Welcome to the shoulder season of early fall, when the long, growing season of the temperate North Coast provides the best of both worlds: the juicy, sweet corn and tomatoes, cucumbers and peppers of summer, overlappingy with the warm, earthy butternut squash and sweet potatoes, mushrooms and root vegetables of fall.
“The fun thing about harvest in Sonoma County is that it’s almost like we have an extra season,” said Justin Wangler, executive chef at Kendall-Jackson Wine Estate & Gardens in Santa Rosa. “The tomatoes are going crazy, but we already have squash and pumpkins coming in ... right now it’s my favorite time to cook, because you have so many ingredients.”
There are plenty of iconic harvest parties that you can attend, including Kendall-Jackson’s brand new Harvest Celebration this Sunday set inside the pristine garden at the winery and the long-running Sonoma County Harvest Fair on Oct. 6-8 at the Sonoma County Fairgrounds. Or you could simply use some of these wine-and-food celebrations as the inspiration to throw a harvest hoedown in your own back yard.
We asked chefs from both of these celebrations to provide insider tips on creating a casual food-and-wine bash that helps hosts with the heavy lifting while providing a delicious feast for guests.
Here are the top 10 tips from the folks participating in the Kendall-Jackson Harvest Celebration (formerly the Heirloom Tomato Festival) as well as a few of the chefs competing and judging the Sonoma County Harvest Fair’s Professional Food Competition. (for more information on the K-J event and the winners of the food competition, see related stories right and below.)
1. If you want to highlight the shoulder season, Wangler suggests assigning half of your guests to bring dishes made with summer vegetables, like corn and tomatoes, and the other half to bring dishes crafted out of fall vegetables, such as pumpkins and mushrooms. That way there will be plenty of variety on the table.
2. Of course, some overachieving guests may want to combine both seasons. For K-J’s Harvest Celebration, chef Daniel Kedan of Backyard in Forestville will serve up some fried green tomatoes with mushrooms. “That’s summer and fall in one plate,” Wangler said. That’s OK too, and you could even make it a contest. Who can come up with the best shoulder season dish, embodying the best of both worlds?

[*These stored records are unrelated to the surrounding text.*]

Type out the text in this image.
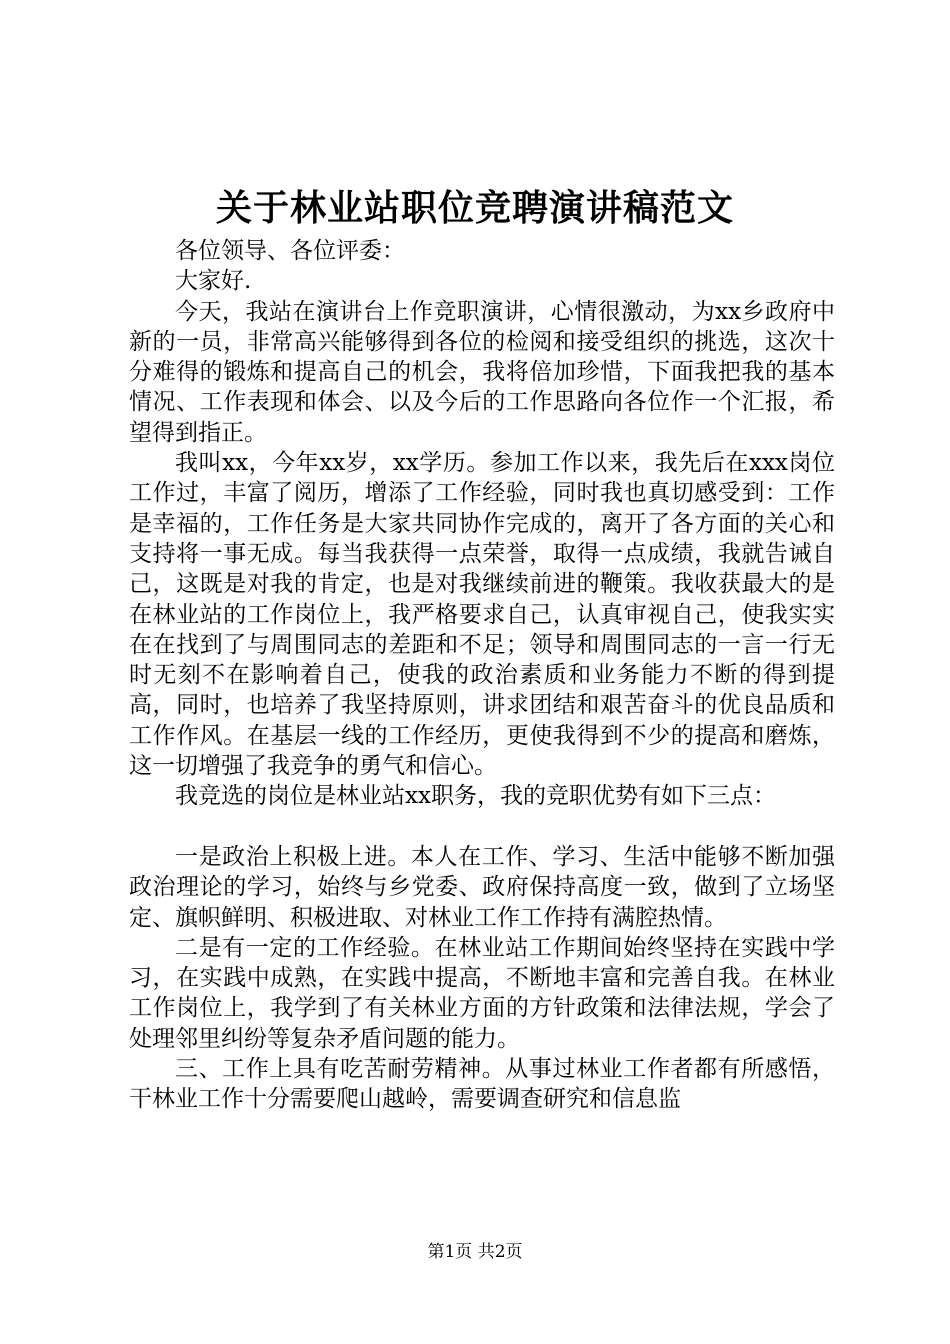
关于林业站职位竞聘演讲稿范文

各位领导、各位评委：

大家好.

今天，我站在演讲台上作竞职演讲，心情很激动，为xx乡政府中新的一员，非常高兴能够得到各位的检阅和接受组织的挑选，这次十分难得的锻炼和提高自己的机会，我将倍加珍惜，下面我把我的基本情况、工作表现和体会、以及今后的工作思路向各位作一个汇报，希望得到指正。

我叫xx，今年xx岁，xx学历。参加工作以来，我先后在xxx岗位工作过，丰富了阅历，增添了工作经验，同时我也真切感受到：工作是幸福的，工作任务是大家共同协作完成的，离开了各方面的关心和支持将一事无成。每当我获得一点荣誉，取得一点成绩，我就告诫自己，这既是对我的肯定，也是对我继续前进的鞭策。我收获最大的是在林业站的工作岗位上，我严格要求自己，认真审视自己，使我实实在在找到了与周围同志的差距和不足；领导和周围同志的一言一行无时无刻不在影响着自己，使我的政治素质和业务能力不断的得到提高，同时，也培养了我坚持原则，讲求团结和艰苦奋斗的优良品质和工作作风。在基层一线的工作经历，更使我得到不少的提高和磨炼，这一切增强了我竞争的勇气和信心。

我竞选的岗位是林业站xx职务，我的竞职优势有如下三点：

一是政治上积极上进。本人在工作、学习、生活中能够不断加强政治理论的学习，始终与乡党委、政府保持高度一致，做到了立场坚定、旗帜鲜明、积极进取、对林业工作工作持有满腔热情。

二是有一定的工作经验。在林业站工作期间始终坚持在实践中学习，在实践中成熟，在实践中提高，不断地丰富和完善自我。在林业工作岗位上，我学到了有关林业方面的方针政策和法律法规，学会了处理邻里纠纷等复杂矛盾问题的能力。

三、工作上具有吃苦耐劳精神。从事过林业工作者都有所感悟，干林业工作十分需要爬山越岭，需要调查研究和信息监

第1页 共2页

3 .Make sure you have some hearty meats to go along with all those yummy vegetables. For the K-J Harvest Celebration, Mark Stark of Stark Reality Restaurants will be grilling up some juicy rib eye steaks, and Chef Douglas Keane of Two Birds One Stone in St. Helena will be serving his Hoisin Glazed Pork Ribs. Flat iron, flank steak or tri-tip would also work well.
4. If veggies and seafood appeal more to the crowd, you could concoct a big seafood, sausage and chicken paella on the grill, which is easy to make, wine-friendly and can feed a hungry crowd. K-J’s Harvest Celebration will feature the paella from Yay! Paella of Santa Rosa run by Stan Halverson.

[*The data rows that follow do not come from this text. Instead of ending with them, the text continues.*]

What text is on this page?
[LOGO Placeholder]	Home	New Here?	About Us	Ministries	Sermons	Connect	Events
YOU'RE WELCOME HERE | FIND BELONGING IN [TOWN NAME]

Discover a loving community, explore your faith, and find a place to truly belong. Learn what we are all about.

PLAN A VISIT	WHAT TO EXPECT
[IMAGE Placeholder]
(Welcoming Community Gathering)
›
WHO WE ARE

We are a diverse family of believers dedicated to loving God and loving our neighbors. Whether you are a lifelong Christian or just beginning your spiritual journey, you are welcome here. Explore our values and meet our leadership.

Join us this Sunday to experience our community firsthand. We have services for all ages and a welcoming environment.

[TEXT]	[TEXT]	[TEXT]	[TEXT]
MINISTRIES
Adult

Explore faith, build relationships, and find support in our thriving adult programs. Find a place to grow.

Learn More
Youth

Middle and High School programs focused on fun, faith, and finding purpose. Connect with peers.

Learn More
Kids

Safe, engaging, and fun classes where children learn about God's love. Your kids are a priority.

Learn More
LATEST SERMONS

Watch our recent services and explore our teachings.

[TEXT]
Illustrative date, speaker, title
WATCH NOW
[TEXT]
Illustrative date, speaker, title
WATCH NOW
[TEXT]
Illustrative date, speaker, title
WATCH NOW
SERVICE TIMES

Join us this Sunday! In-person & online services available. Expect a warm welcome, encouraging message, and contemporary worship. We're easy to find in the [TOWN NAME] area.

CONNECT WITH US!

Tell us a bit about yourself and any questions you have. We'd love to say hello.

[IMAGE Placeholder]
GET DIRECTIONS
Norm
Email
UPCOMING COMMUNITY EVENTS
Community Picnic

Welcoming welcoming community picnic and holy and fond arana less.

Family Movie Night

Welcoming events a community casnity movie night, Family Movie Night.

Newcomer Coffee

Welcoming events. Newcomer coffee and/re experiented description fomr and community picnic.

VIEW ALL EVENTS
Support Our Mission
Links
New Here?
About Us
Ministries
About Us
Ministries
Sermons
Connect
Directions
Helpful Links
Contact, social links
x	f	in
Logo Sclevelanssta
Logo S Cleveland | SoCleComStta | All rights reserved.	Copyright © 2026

5 . Make sure you’ve got some tasty appetizers to whet people’s appetites. Bethany Barsman, chef/owner of Out to Lunch catering in Petaluma, won Best of Show Appetizer in the Harvest Fair Professional Food Competition this year for her Prosciutto Cups with Goat Cheese Mousse, Sliced Figs and La Crema Pinot Noir Sauce.

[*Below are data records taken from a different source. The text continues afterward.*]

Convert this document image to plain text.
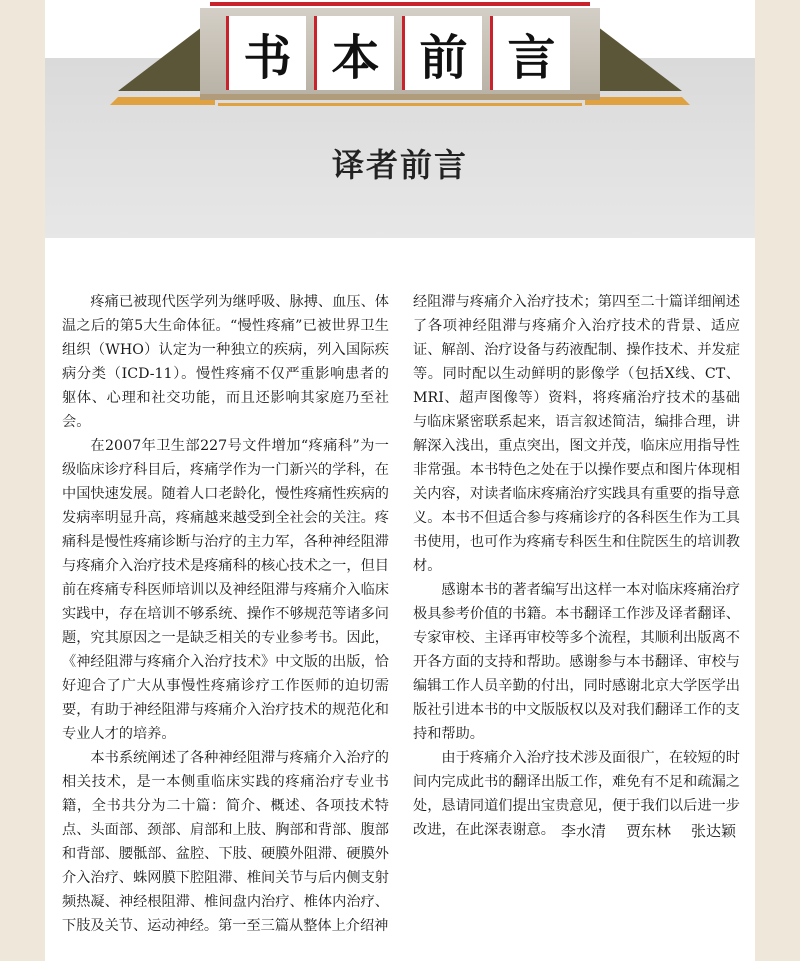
书 本 前 言
译者前言

疼痛已被现代医学列为继呼吸、脉搏、血压、体温之后的第5大生命体征。“慢性疼痛”已被世界卫生组织（WHO）认定为一种独立的疾病，列入国际疾病分类（ICD-11）。慢性疼痛不仅严重影响患者的躯体、心理和社交功能，而且还影响其家庭乃至社会。

在2007年卫生部227号文件增加“疼痛科”为一级临床诊疗科目后，疼痛学作为一门新兴的学科，在中国快速发展。随着人口老龄化，慢性疼痛性疾病的发病率明显升高，疼痛越来越受到全社会的关注。疼痛科是慢性疼痛诊断与治疗的主力军，各种神经阻滞与疼痛介入治疗技术是疼痛科的核心技术之一，但目前在疼痛专科医师培训以及神经阻滞与疼痛介入临床实践中，存在培训不够系统、操作不够规范等诸多问题，究其原因之一是缺乏相关的专业参考书。因此，《神经阻滞与疼痛介入治疗技术》中文版的出版，恰好迎合了广大从事慢性疼痛诊疗工作医师的迫切需要，有助于神经阻滞与疼痛介入治疗技术的规范化和专业人才的培养。

本书系统阐述了各种神经阻滞与疼痛介入治疗的相关技术，是一本侧重临床实践的疼痛治疗专业书籍，全书共分为二十篇：简介、概述、各项技术特点、头面部、颈部、肩部和上肢、胸部和背部、腹部和背部、腰骶部、盆腔、下肢、硬膜外阻滞、硬膜外介入治疗、蛛网膜下腔阻滞、椎间关节与后内侧支射频热凝、神经根阻滞、椎间盘内治疗、椎体内治疗、下肢及关节、运动神经。第一至三篇从整体上介绍神

经阻滞与疼痛介入治疗技术；第四至二十篇详细阐述了各项神经阻滞与疼痛介入治疗技术的背景、适应证、解剖、治疗设备与药液配制、操作技术、并发症等。同时配以生动鲜明的影像学（包括X线、CT、MRI、超声图像等）资料，将疼痛治疗技术的基础与临床紧密联系起来，语言叙述简洁，编排合理，讲解深入浅出，重点突出，图文并茂，临床应用指导性非常强。本书特色之处在于以操作要点和图片体现相关内容，对读者临床疼痛治疗实践具有重要的指导意义。本书不但适合参与疼痛诊疗的各科医生作为工具书使用，也可作为疼痛专科医生和住院医生的培训教材。

感谢本书的著者编写出这样一本对临床疼痛治疗极具参考价值的书籍。本书翻译工作涉及译者翻译、专家审校、主译再审校等多个流程，其顺利出版离不开各方面的支持和帮助。感谢参与本书翻译、审校与编辑工作人员辛勤的付出，同时感谢北京大学医学出版社引进本书的中文版版权以及对我们翻译工作的支持和帮助。

由于疼痛介入治疗技术涉及面很广，在较短的时间内完成此书的翻译出版工作，难免有不足和疏漏之处，恳请同道们提出宝贵意见，便于我们以后进一步改进，在此深表谢意。 李水清 贾东林 张达颖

“This time of year we like to use the fall flavors - the fig and the pinot - and we love goat cheese,” she said. “My general manager came up with the original idea for the prosciutto cup. We had made a dish with crispy prosciutto, and we were all eating it like crazy.”
Along with a few stellar appetizers, Barsman suggested serving some simple Roasted Fall Vegetables tossed in olive oil, salt and pepper plus garlic. “We use sweet potatoes, butternut squash, cremini mushrooms, sweet onions and red peppers,” she said. “I’ve been eating it with a quinoa salad, or you could serve it withe some balsamic grilled chicken breasts.”
For decorating the table, she suggested picking up some gourds and baby pumpkins, clipping some grapevines that are turning colors, then pulling out all your copper and wooden platters for a natural, rustic look. “I love candles,” she said. “You can wind little candle lights through your centerpieces.”
6. Tim Vallery, chef/owner of Peloton Culinary and Catering in Healdsburg, and his Chef de Cuisine Patrick Tafoya, won the Sweepstakes Appetizer Award this year at the Harvest Fair Professional Food Competition for racking up the most points for a wide array of hors d’oeuvres, including a Stuffed Heirloom Tomato BLT and a Cremini Mushroom Bisque with Black Pepper Zinfandel Essence and Herb Oil.